Sevak Aramazd (Hovanisyan-Germany) is describing him as "presenters of the Armenian Soul jailed in dark caves, the greatest names of a small group of "outstanding thinkers", D. Varujan, K. Zaryan, G. Njdeh and A. Varbetian".
Nevertheless, starting from 2002 Alexandre Varbedian's entry to the Motherland is strictly forbidden.

== Quotes ==

...To really live...is to live in harmony with our true divine essence...with the divine spark shining bright from the innermost depth of
our Soul-Spirit...an individual who does not know
[Know...Gnosis] and lives his or her life
in tune with the quintessential Cosmic Laws will never achieve oneness
with our true Self/Source... but will merely exist in an imbalanced,
unnatural and unhealthy mode
so, ignorance is not bliss... ignorance is death...
— A.Varbedian

==EIZM==
Alexandre A. Varbedian is the author of the EIZM (theory of essence or theory of everything).

The Eizm is an essentialistic doctrine, a synthesis of ancient paganistic systems, different currents of religious, philosophical and/or classical concepts various metaphysical or esoteric schools, scientific theories, and cosmological hypotheses. With the Hegelian principle of thesis, antithesis, and synthesis, Materialism and Idealism are also coincident with each other and together, in harmony, they solve the apple of discord of all time, which is «the fundamental question of philosophy»; Materialism as material and idealism as philosophies of immaterial states.

In other words, it is neither theism, nor atheism but simply the Eizm. Hence, if philosophy is the science of all sciences, then Eizm is the philosophy of all philosophies. Generally, it is a new perspective, a complete viewpoint of the universum.
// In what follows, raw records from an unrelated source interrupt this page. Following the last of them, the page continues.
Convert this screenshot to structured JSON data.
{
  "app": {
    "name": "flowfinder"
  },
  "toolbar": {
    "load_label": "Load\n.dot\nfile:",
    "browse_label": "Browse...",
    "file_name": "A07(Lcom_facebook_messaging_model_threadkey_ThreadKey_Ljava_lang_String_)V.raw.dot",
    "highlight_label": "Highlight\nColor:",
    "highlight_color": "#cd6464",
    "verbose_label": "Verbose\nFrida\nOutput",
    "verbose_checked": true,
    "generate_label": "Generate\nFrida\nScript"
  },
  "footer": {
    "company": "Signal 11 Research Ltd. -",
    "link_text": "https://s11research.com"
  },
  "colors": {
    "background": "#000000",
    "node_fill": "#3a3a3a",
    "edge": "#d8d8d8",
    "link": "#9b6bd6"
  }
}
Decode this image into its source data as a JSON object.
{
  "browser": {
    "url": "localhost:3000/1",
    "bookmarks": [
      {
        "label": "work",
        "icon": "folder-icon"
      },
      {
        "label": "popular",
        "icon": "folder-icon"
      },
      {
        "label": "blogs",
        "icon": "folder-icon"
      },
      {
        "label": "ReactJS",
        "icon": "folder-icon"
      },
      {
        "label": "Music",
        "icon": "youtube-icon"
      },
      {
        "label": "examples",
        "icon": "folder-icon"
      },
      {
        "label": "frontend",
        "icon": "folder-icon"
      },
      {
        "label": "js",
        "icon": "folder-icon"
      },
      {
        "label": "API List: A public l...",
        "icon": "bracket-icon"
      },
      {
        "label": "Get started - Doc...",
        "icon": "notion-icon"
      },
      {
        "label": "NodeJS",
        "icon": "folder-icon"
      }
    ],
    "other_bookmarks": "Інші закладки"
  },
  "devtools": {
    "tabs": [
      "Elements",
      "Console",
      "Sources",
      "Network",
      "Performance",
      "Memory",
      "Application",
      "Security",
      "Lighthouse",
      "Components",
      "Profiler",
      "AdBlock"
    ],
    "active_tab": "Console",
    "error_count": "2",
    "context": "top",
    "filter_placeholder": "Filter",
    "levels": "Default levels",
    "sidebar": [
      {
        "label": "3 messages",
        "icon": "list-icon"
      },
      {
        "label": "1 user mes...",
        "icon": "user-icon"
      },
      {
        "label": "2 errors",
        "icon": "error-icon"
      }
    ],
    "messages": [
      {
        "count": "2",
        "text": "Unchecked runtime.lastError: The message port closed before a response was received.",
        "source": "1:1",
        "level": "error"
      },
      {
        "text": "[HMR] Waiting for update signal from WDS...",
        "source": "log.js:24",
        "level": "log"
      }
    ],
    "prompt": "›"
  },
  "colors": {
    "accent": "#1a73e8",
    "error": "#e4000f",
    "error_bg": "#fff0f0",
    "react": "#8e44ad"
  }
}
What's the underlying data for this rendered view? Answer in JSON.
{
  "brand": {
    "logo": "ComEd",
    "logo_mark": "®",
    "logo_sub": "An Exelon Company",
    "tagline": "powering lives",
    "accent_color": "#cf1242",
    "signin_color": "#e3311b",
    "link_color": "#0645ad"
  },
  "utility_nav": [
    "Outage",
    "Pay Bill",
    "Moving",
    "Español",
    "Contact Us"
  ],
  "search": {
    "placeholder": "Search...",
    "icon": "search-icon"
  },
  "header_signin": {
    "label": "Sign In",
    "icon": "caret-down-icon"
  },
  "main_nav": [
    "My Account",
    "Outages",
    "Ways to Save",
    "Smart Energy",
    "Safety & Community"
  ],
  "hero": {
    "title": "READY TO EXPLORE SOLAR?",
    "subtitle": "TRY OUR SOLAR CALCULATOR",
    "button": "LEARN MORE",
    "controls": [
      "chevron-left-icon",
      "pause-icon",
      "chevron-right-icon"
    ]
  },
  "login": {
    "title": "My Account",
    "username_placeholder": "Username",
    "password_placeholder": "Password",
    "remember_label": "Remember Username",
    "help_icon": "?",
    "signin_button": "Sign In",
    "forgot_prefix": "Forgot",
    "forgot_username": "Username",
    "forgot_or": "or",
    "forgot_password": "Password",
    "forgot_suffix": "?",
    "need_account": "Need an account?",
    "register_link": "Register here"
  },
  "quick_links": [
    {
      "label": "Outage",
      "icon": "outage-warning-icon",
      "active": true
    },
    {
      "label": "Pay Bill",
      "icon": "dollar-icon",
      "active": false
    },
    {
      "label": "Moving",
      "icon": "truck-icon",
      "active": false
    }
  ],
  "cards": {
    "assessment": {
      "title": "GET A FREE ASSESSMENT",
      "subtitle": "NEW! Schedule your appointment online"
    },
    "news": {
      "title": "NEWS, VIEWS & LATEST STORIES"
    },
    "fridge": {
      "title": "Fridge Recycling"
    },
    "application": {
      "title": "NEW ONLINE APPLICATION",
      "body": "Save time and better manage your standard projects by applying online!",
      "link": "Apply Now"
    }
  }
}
Simply put, if philosophy is merely extracted from nature and life experience, then the Eizm is extracted not only from the above-mentioned, but also from the universal acquaintance/ understanding of modern sciences and especially of cosmology.

== Personal life ==

Mr. Varbedian is nonpartisan, has two sons and two grandchildren.